When Cambridge Railway Station opened in the 1840s, it brought a new era of industry to the city. Since then, the historic land and buildings surrounding Cambridge Railway Station have witnessed extraordinary change.
But the demise of local enterprises such as the flour mill meant, in recent years, the area had become neglected. Today, its transformation from an unused, derelict site to a prosperous community is almost complete. CB1 is an attractive gateway to Cambridge, a hub for businesses and an appealing place to live, stay, shop and eat.
But we’re not quite finished yet, so here’s the story so far:
1845 – 2001
Cambridge Station, which opened in 1845, had its heyday as a goods yard when Foster’s Mill was built in 1896. Later owned by Spillers Ltd, and eventually Rank Hovis, the site was vacated for development in 2001.
The site was purchased and cleared for demolition. The CB1 development plan aimed to retain the Mill almost in its entirety, but a fire destroyed a significant part of the building. The development was redesigned to accommodate the remaining part of the building, conserving as many features as possible.
Anglia Ruskin University students were offered an opportunity to explore the new student accommodation.
Meanwhile, Costa Coffee and The Co-operative Food moved into the retail outlets.
Microsoft Research occupied the first of the office buildings at 21 Station Road. The building boasts many high-tech features including engineered shades and high-performance glass to minimise solar gain. It also contains a state-of-the-art lecture theatre.
Artist David Ward staged a temporary light installation using the Mill as a backdrop. ‘Foster’s Mill Firmament' was the first project presented as part of the CB1 public art programme.

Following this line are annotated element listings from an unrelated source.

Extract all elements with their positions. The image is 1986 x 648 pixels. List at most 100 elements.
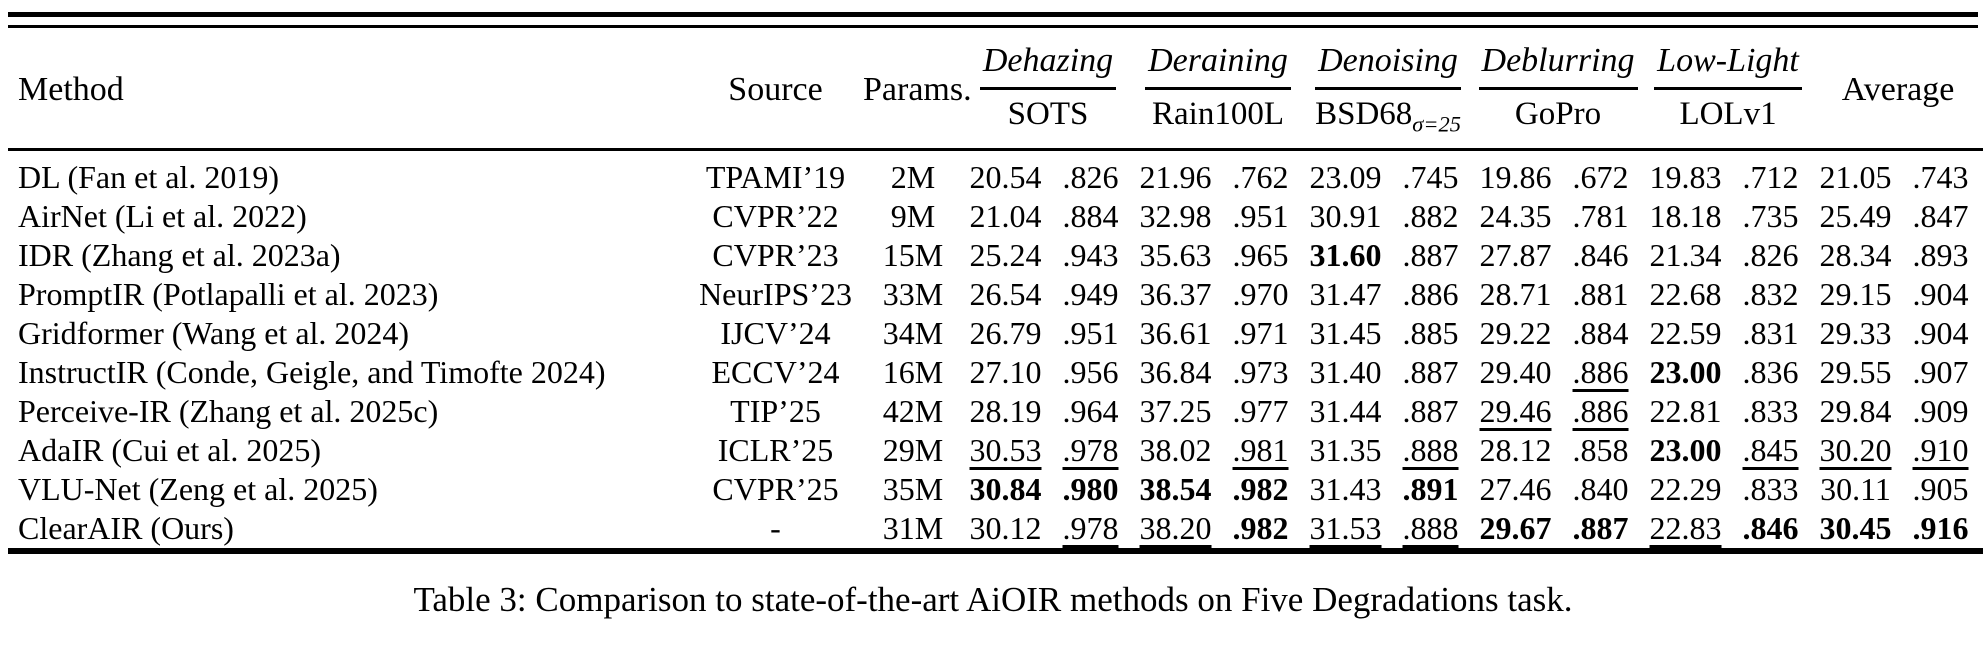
task-label: Deraining [1145, 42, 1291, 90]
value-cell: .836 [1742, 353, 1799, 390]
value-cell: .743 [1912, 158, 1969, 195]
value-cell: 24.35 [1479, 197, 1552, 234]
source-cell: IJCV’24 [720, 314, 831, 351]
value-cell: .826 [1062, 158, 1119, 195]
value-cell: .978 [1062, 509, 1119, 546]
value-cell: .762 [1232, 158, 1289, 195]
value-cell: .891 [1402, 470, 1459, 507]
value-cell: 19.83 [1649, 158, 1722, 195]
value-cell: .970 [1232, 275, 1289, 312]
col-header-dataset-bsd68: BSD68σ=25 [1303, 90, 1473, 149]
value-cell: .845 [1742, 431, 1799, 468]
params-cell: 34M [882, 314, 944, 351]
value-cell: 22.29 [1649, 470, 1722, 507]
value-cell: .888 [1402, 431, 1459, 468]
value-cell: .977 [1232, 392, 1289, 429]
value-cell: .909 [1912, 392, 1969, 429]
value-cell: 30.11 [1820, 470, 1891, 507]
value-cell: .887 [1402, 236, 1459, 273]
params-cell: 42M [882, 392, 944, 429]
value-cell: .858 [1572, 431, 1629, 468]
value-cell: 23.09 [1309, 158, 1382, 195]
value-cell: .735 [1742, 197, 1799, 234]
value-cell: 38.02 [1139, 431, 1212, 468]
table-row: DL (Fan et al. 2019) TPAMI’19 2M 20.54 .826 2… [8, 149, 1983, 197]
params-cell: 29M [882, 431, 944, 468]
method-cell: ClearAIR (Ours) [18, 509, 234, 546]
dataset-label: BSD68 [1315, 96, 1413, 132]
value-cell: 31.43 [1309, 470, 1382, 507]
col-header-params: Params. [863, 70, 972, 108]
table-row: Perceive-IR (Zhang et al. 2025c) TIP’25 42… [8, 392, 1983, 431]
col-header-task-denoising: Denoising [1303, 32, 1473, 90]
value-cell: .832 [1742, 275, 1799, 312]
dataset-label: LOLv1 [1679, 96, 1777, 132]
value-cell: 38.20 [1139, 509, 1212, 546]
value-cell: 23.00 [1649, 431, 1722, 468]
value-cell: .951 [1062, 314, 1119, 351]
params-cell: 15M [882, 236, 944, 273]
dataset-label: SOTS [1007, 96, 1089, 132]
header-row-tasks: Method Source Params. Dehazing Deraining… [8, 32, 1983, 108]
value-cell: .888 [1402, 509, 1459, 546]
value-cell: 29.46 [1479, 392, 1552, 429]
value-cell: 22.59 [1649, 314, 1722, 351]
value-cell: .982 [1232, 509, 1289, 546]
task-label: Deblurring [1478, 42, 1638, 90]
value-cell: 27.10 [969, 353, 1042, 390]
params-cell: 33M [882, 275, 944, 312]
value-cell: 29.40 [1479, 353, 1552, 390]
value-cell: 27.87 [1479, 236, 1552, 273]
value-cell: .973 [1232, 353, 1289, 390]
value-cell: 31.60 [1309, 236, 1382, 273]
method-cell: Gridformer (Wang et al. 2024) [18, 314, 410, 351]
value-cell: .881 [1572, 275, 1629, 312]
value-cell: 30.53 [969, 431, 1042, 468]
col-header-dataset-sots: SOTS [963, 90, 1133, 149]
header-row-datasets: SOTS Rain100L BSD68σ=25 GoPro LOLv1 [8, 90, 1983, 149]
value-cell: 29.84 [1819, 392, 1892, 429]
params-cell: 9M [890, 197, 936, 234]
value-cell: 32.98 [1139, 197, 1212, 234]
task-label: Denoising [1315, 42, 1461, 90]
value-cell: .905 [1912, 470, 1969, 507]
value-cell: 28.34 [1819, 236, 1892, 273]
value-cell: .886 [1572, 392, 1629, 429]
source-cell: CVPR’25 [712, 470, 839, 507]
value-cell: .971 [1232, 314, 1289, 351]
value-cell: 18.18 [1649, 197, 1722, 234]
value-cell: .846 [1742, 509, 1799, 546]
method-cell: AdaIR (Cui et al. 2025) [18, 431, 322, 468]
value-cell: 31.35 [1309, 431, 1382, 468]
value-cell: 31.47 [1309, 275, 1382, 312]
value-cell: 22.83 [1649, 509, 1722, 546]
value-cell: .982 [1232, 470, 1289, 507]
table-row: AdaIR (Cui et al. 2025) ICLR’25 29M 30.53 .9… [8, 431, 1983, 470]
value-cell: .884 [1572, 314, 1629, 351]
params-cell: 16M [882, 353, 944, 390]
source-cell: NeurIPS’23 [699, 275, 852, 312]
table-row: PromptIR (Potlapalli et al. 2023) NeurIPS… [8, 275, 1983, 314]
value-cell: .956 [1062, 353, 1119, 390]
method-cell: VLU-Net (Zeng et al. 2025) [18, 470, 378, 507]
value-cell: 25.24 [969, 236, 1042, 273]
source-cell: CVPR’23 [712, 236, 839, 273]
value-cell: 30.45 [1819, 509, 1892, 546]
value-cell: 19.86 [1479, 158, 1552, 195]
table-row: Gridformer (Wang et al. 2024) IJCV’24 34M 2… [8, 314, 1983, 353]
table-body: DL (Fan et al. 2019) TPAMI’19 2M 20.54 .826 2… [8, 149, 1983, 551]
value-cell: .916 [1912, 509, 1969, 546]
value-cell: 26.54 [969, 275, 1042, 312]
value-cell: 26.79 [969, 314, 1042, 351]
value-cell: .943 [1062, 236, 1119, 273]
value-cell: .907 [1912, 353, 1969, 390]
col-header-dataset-rain100l: Rain100L [1133, 90, 1303, 149]
col-header-dataset-gopro: GoPro [1473, 90, 1643, 149]
source-cell: ECCV’24 [711, 353, 840, 390]
dataset-label: GoPro [1514, 96, 1602, 132]
results-table: Method Source Params. Dehazing Deraining… [8, 32, 1984, 554]
method-cell: Perceive-IR (Zhang et al. 2025c) [18, 392, 439, 429]
value-cell: .745 [1402, 158, 1459, 195]
value-cell: .981 [1232, 431, 1289, 468]
value-cell: .980 [1062, 470, 1119, 507]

Shortly after, the building was enclosed in a full-size printed graphic that shrouded the scaffolding and presented an image of the building to be.
2013 – 2014
Four residential pavilion buildings, ‘The Ceres Apartments,’ which comprise 331 units, were built around a terraced ‘pocket’ park.
22 Station Road, a 68,400 square foot, five-floor office building, was fully let within weeks of completion. The building is now home to the likes of engineering company Mott MacDonald and law firm Birketts.
The railway station interior was completely refurbished with a new ticket office and smart ticket gates, but retains the external Victorian facade.
One Station Square, the landmark address of the CB1 development and now home to the likes of Amazon and Deloitte, opened. Meanwhile, a large part of the square itself opened, and the area’s taxi rank and drop-off facilities became operational.